We found that the best and brightest, those young people who are the elite of your schools and are already winning awards, knew what good work was. Some of them tried to be excellent and ethical and engaged, but many of them told us that they could not afford to be ethical. Because, they said, it was very important for them to succeed, to have money, power, prestige, prominence. Since they were in competition with their peers, they suspected that their peers were cutting corners and they were not going to be upright, if that meant that they were going to lose to somebody who was less ethical. And so they told us that someday they would be ethical, that they would be the cream of their community, serve as a role model, support good causes, and hire ethical people. But they couldn’t afford to do it now. We are reminded of what Saint Augustine said “Oh Lord, make me chaste, but not quite yet”.

 

And that is what these young workers were telling us. They were not typically bad workers since they weren’t doing things that were illegal, but they were doing compromised work. They were doing journalism and making things up, or taking things from the web and not verifying the source. They were doing science but not running the extra control or not sharing the data with people who share the data with them. They were compromising.

 

This finding has changed my life. I am now spending my time with people in secondary school and colleges. We are exposing young people to ethical dilemmas and having them think about them, as well as role playing, and essentially trying to make them carry out what we call meaningful work and a meaningful life. Not focussing so much on the next prize, but thinking in the long run what kinds of human beings we want to be and what kind of world we want to live in.

 

An example: Marilee Jones was a very successful Dean of Admissions at MIT for many years, but it turned out last year that she had faked her own resumé by inventing the degrees that she didn’t have.
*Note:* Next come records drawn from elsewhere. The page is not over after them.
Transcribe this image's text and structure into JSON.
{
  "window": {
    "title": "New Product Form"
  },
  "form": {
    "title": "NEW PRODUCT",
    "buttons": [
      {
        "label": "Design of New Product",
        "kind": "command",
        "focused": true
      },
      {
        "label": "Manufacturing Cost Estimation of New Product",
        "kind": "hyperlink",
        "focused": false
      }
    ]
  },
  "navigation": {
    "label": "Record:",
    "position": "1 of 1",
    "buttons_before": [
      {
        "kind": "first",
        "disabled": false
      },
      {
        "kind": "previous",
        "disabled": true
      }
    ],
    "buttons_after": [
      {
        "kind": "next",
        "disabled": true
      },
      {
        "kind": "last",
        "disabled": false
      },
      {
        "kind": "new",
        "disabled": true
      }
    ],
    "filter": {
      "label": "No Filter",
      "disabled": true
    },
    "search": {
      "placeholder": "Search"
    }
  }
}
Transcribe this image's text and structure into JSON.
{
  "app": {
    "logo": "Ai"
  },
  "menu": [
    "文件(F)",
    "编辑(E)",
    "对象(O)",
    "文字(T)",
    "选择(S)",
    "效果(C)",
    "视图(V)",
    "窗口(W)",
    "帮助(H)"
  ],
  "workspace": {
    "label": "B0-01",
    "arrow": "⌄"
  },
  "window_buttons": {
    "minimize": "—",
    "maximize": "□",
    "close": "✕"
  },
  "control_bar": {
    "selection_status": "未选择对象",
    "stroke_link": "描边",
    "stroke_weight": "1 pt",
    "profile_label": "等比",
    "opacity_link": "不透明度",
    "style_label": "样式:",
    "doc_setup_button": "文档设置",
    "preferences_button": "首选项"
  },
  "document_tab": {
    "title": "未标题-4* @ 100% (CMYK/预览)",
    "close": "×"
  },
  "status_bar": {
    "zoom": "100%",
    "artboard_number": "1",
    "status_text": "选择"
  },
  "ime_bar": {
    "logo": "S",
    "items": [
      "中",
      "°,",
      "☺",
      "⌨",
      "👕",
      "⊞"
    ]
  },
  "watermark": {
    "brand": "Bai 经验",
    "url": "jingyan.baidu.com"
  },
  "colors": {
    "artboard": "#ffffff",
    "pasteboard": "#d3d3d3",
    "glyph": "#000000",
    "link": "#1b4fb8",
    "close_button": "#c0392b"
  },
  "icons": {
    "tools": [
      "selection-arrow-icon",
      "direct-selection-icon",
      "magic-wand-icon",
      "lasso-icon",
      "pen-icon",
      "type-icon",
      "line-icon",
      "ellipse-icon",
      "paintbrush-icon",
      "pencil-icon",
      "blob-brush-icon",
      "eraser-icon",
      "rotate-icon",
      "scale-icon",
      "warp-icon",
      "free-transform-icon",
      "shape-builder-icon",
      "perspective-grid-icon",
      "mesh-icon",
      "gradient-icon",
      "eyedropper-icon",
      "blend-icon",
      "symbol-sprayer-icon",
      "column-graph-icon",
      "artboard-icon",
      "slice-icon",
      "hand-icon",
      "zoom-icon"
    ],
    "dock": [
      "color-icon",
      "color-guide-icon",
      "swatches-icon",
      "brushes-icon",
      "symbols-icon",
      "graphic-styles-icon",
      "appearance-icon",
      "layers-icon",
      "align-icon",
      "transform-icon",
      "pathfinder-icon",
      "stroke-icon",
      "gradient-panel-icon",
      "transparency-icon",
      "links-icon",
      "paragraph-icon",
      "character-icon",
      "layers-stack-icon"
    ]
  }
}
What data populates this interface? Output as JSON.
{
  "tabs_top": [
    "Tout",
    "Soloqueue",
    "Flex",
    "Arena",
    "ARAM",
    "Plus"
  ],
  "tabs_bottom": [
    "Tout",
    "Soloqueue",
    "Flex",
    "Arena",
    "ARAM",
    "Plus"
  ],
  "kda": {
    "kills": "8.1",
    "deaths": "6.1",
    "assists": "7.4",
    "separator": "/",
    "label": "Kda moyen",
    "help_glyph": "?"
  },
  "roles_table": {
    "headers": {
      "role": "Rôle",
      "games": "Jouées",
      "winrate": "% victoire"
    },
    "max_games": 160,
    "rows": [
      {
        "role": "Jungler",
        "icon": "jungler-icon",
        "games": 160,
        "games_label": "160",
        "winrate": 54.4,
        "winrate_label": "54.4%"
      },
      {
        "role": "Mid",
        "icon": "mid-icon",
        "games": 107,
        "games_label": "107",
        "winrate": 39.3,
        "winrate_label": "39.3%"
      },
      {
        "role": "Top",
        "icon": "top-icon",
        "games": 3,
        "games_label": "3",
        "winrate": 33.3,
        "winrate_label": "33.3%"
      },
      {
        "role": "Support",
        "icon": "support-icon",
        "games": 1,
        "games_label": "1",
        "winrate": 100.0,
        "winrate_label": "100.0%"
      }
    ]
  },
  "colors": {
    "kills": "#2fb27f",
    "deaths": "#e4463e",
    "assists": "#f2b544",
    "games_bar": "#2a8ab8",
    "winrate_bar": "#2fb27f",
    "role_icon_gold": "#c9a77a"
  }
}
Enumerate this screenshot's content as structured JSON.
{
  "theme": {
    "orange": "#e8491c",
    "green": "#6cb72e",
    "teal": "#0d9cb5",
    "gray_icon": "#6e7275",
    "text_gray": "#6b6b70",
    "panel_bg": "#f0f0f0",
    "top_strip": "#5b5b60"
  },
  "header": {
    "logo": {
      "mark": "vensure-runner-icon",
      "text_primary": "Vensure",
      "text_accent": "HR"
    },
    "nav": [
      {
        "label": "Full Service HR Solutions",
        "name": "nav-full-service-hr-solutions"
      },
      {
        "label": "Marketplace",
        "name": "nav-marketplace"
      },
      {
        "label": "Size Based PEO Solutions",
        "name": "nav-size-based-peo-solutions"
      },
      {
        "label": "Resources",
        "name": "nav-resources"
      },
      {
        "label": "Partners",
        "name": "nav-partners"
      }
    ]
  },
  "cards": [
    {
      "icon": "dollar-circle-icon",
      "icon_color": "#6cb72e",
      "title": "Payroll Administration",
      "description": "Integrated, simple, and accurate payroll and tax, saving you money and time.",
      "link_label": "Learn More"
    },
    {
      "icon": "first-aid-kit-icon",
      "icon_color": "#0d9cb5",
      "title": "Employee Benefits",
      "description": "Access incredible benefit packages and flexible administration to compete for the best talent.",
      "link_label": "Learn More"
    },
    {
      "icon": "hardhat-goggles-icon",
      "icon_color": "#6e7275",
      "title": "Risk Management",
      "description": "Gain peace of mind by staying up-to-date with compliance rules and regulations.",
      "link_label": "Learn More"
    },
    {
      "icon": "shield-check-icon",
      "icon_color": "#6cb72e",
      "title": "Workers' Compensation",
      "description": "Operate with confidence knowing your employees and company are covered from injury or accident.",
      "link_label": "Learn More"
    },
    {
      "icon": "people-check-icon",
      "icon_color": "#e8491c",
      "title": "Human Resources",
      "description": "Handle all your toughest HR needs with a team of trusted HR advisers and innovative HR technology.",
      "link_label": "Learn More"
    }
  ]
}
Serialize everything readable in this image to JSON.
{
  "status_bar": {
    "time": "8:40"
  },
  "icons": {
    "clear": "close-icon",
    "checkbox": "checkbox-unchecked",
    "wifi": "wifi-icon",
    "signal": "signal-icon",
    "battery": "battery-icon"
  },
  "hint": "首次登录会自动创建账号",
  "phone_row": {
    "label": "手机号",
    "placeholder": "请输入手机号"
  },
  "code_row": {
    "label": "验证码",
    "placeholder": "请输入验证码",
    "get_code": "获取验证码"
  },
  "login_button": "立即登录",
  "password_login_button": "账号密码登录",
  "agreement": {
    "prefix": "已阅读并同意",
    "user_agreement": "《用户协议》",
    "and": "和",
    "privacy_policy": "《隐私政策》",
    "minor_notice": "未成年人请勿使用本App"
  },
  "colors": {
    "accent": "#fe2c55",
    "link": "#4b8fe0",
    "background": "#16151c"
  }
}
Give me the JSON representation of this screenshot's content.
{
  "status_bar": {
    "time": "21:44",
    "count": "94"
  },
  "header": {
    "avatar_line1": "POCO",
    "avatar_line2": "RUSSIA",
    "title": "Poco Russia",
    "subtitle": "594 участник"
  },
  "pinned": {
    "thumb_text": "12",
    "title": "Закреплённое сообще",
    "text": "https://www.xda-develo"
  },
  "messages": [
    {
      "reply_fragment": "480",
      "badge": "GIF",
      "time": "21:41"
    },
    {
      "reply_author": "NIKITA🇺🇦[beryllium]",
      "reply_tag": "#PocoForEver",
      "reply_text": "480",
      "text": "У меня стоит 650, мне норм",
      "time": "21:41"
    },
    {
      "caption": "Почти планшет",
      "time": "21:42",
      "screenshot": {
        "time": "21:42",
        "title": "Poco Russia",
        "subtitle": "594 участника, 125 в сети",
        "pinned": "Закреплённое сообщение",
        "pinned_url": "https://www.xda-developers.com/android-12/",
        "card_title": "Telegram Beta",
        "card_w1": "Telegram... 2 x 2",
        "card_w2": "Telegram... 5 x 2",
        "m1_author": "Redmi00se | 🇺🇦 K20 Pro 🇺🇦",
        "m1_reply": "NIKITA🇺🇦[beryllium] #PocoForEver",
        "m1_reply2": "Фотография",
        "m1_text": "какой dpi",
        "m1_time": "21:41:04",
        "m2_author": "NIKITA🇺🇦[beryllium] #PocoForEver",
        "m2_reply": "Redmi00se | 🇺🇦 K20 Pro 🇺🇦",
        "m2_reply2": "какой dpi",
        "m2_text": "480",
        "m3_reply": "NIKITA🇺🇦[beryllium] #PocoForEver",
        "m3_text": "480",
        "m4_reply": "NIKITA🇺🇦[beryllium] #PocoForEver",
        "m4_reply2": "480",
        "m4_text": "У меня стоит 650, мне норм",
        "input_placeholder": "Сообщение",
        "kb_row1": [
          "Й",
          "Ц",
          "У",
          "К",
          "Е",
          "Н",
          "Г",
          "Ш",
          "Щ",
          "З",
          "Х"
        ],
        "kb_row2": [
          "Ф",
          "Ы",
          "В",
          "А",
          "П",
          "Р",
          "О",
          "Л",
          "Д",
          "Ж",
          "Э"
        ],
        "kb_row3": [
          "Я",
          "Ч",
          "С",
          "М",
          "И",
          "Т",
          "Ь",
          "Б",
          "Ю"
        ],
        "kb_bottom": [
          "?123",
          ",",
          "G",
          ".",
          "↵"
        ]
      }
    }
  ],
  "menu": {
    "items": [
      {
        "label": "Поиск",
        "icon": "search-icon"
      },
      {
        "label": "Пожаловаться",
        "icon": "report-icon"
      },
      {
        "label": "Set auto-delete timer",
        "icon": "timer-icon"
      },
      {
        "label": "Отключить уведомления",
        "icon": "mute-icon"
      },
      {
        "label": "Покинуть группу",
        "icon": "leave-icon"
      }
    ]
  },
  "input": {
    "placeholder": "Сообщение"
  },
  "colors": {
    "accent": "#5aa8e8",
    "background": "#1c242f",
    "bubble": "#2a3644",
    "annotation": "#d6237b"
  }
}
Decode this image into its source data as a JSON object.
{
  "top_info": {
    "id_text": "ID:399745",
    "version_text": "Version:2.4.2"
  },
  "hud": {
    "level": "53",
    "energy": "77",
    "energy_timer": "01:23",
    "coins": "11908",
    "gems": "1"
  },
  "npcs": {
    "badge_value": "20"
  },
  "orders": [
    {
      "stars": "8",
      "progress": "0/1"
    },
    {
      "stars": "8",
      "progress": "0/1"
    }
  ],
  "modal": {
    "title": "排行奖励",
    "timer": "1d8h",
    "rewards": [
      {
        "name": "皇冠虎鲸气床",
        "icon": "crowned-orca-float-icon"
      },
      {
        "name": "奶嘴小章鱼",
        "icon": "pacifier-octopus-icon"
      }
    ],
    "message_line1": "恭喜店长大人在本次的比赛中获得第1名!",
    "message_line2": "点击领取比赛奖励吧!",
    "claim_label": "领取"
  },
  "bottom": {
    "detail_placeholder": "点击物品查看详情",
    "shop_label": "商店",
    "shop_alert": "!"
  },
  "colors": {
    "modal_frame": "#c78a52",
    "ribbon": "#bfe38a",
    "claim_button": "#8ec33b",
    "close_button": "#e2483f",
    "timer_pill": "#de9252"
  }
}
And MIT had no choice but to fire her, because how can you judge other people’s records and ask for their honesty when you yourself have lied about your past? There were only two reactions among students whom I was teaching: one reaction was that she was doing a good job so why was there a problem? The second reaction was “well, everybody lies on their resumé, right?”

 

Conclusion:

I want to close with two interesting quotations from Americans who have a deep sense of what is important. Reverend Martin Luther King Jr. said, “Intelligence plus character— that’s the goal of true education”.  And philosopher Ralph Emerson said, “Character is more important than intellect”. You are all in the business of educating young people and there are enormous pressures to make them excellent and especially IB schools which are good at achieving that end. I have nothing against excellence, but at the end of the day we do not need more of the best and the brightest, but we need more of those who have good character.  That is why the issues of respect and ethics, which are hard to measure objectively, are so terribly important. In conclusion, these are the main elements of my Five Minds.